I use EKS at work. Below is the section of my ./kube/config file,

- name: arn:aws:eks:us-east-2:597088060484:cluster/staging
  user:
    exec:
      apiVersion: client.authentication.k8s.io/v1beta1
      args:
      - --region
      - us-east-2
      - eks
      - get-token
      - --cluster-name
      - staging
      - --output
      - json
      command: aws
      env:
      - name: AWS_PROFILE
        value: staging-admin
      interactiveMode: IfAvailable
      provideClusterInfo: false

Note, these configurations are auto generated by aws eks update-kubeconfig. How does EKS authentication work in this case?

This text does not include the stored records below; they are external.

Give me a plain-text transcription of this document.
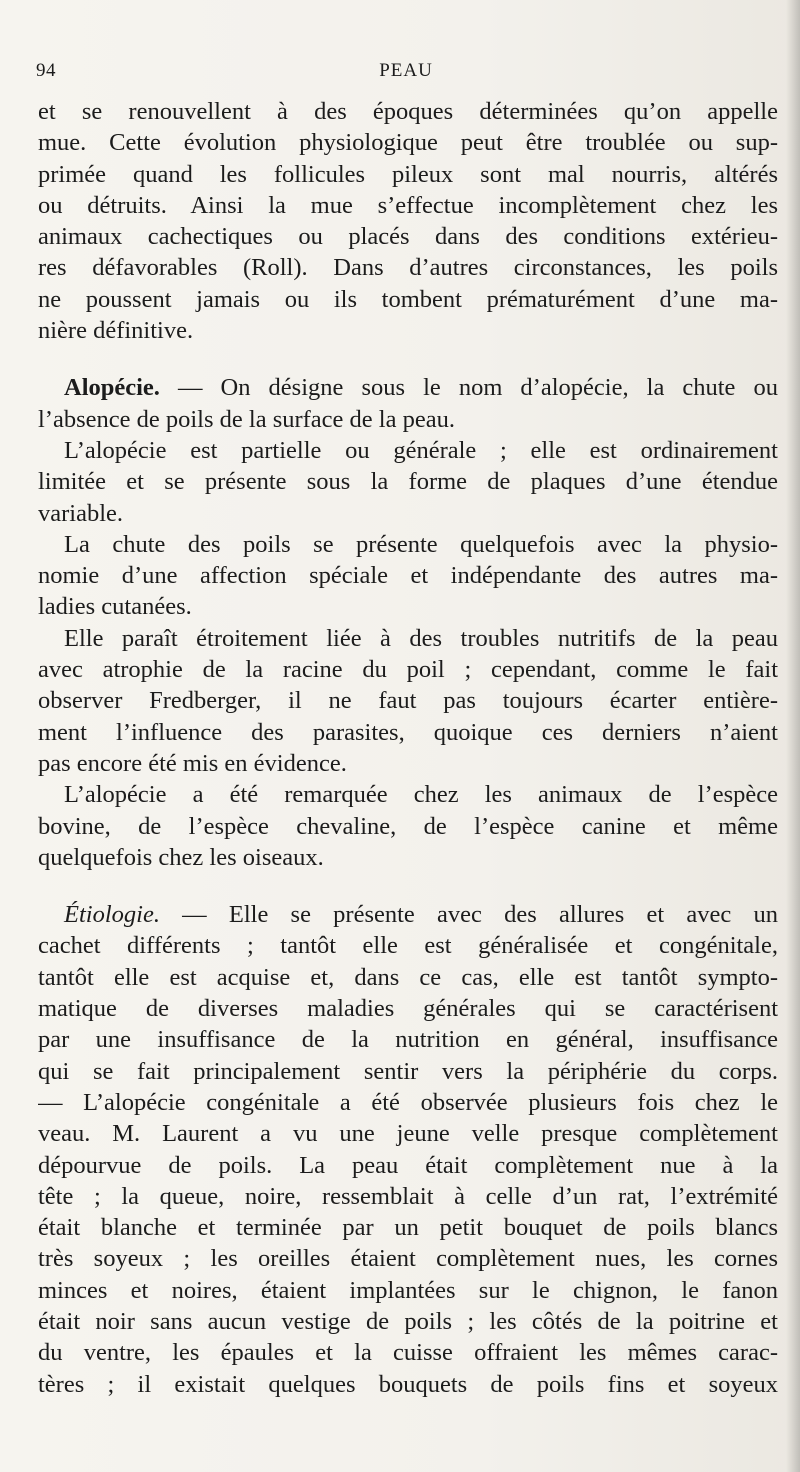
94	PEAU
et se renouvellent à des époques déterminées qu’on appelle
mue. Cette évolution physiologique peut être troublée ou sup-
primée quand les follicules pileux sont mal nourris, altérés
ou détruits. Ainsi la mue s’effectue incomplètement chez les
animaux cachectiques ou placés dans des conditions extérieu-
res défavorables (Roll). Dans d’autres circonstances, les poils
ne poussent jamais ou ils tombent prématurément d’une ma-
nière définitive.
Alopécie. — On désigne sous le nom d’alopécie, la chute ou
l’absence de poils de la surface de la peau.
L’alopécie est partielle ou générale ; elle est ordinairement
limitée et se présente sous la forme de plaques d’une étendue
variable.
La chute des poils se présente quelquefois avec la physio-
nomie d’une affection spéciale et indépendante des autres ma-
ladies cutanées.
Elle paraît étroitement liée à des troubles nutritifs de la peau
avec atrophie de la racine du poil ; cependant, comme le fait
observer Fredberger, il ne faut pas toujours écarter entière-
ment l’influence des parasites, quoique ces derniers n’aient
pas encore été mis en évidence.
L’alopécie a été remarquée chez les animaux de l’espèce
bovine, de l’espèce chevaline, de l’espèce canine et même
quelquefois chez les oiseaux.
Étiologie. — Elle se présente avec des allures et avec un
cachet différents ; tantôt elle est généralisée et congénitale,
tantôt elle est acquise et, dans ce cas, elle est tantôt sympto-
matique de diverses maladies générales qui se caractérisent
par une insuffisance de la nutrition en général, insuffisance
qui se fait principalement sentir vers la périphérie du corps.
— L’alopécie congénitale a été observée plusieurs fois chez le
veau. M. Laurent a vu une jeune velle presque complètement
dépourvue de poils. La peau était complètement nue à la
tête ; la queue, noire, ressemblait à celle d’un rat, l’extrémité
était blanche et terminée par un petit bouquet de poils blancs
très soyeux ; les oreilles étaient complètement nues, les cornes
minces et noires, étaient implantées sur le chignon, le fanon
était noir sans aucun vestige de poils ; les côtés de la poitrine et
du ventre, les épaules et la cuisse offraient les mêmes carac-
tères ; il existait quelques bouquets de poils fins et soyeux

From the config above, it seems that kubectl runs aws eks get-token using aws profile staging-admin. Let’s do it

$ AWS_PROFILE=staging-admin aws --region us-east-2 eks get-token --cluster-name staging
{
    "kind": "ExecCredential",
    "apiVersion": "client.authentication.k8s.io/v1beta1",
    "spec": {},
    "status": {
        "expirationTimestamp": "2025-03-08T00:29:16Z",
        "token": "k8s-aws-v1...."
    }
}

It makes sense. You first generate a token belonging to an aws profile, and then use this token to authenticate with EKS. The corresponding code in client-go is here. Then this token is used as bearer token and added to the http header. Therefore, what permission does the kubectl have depends on the aws profile used to get the token.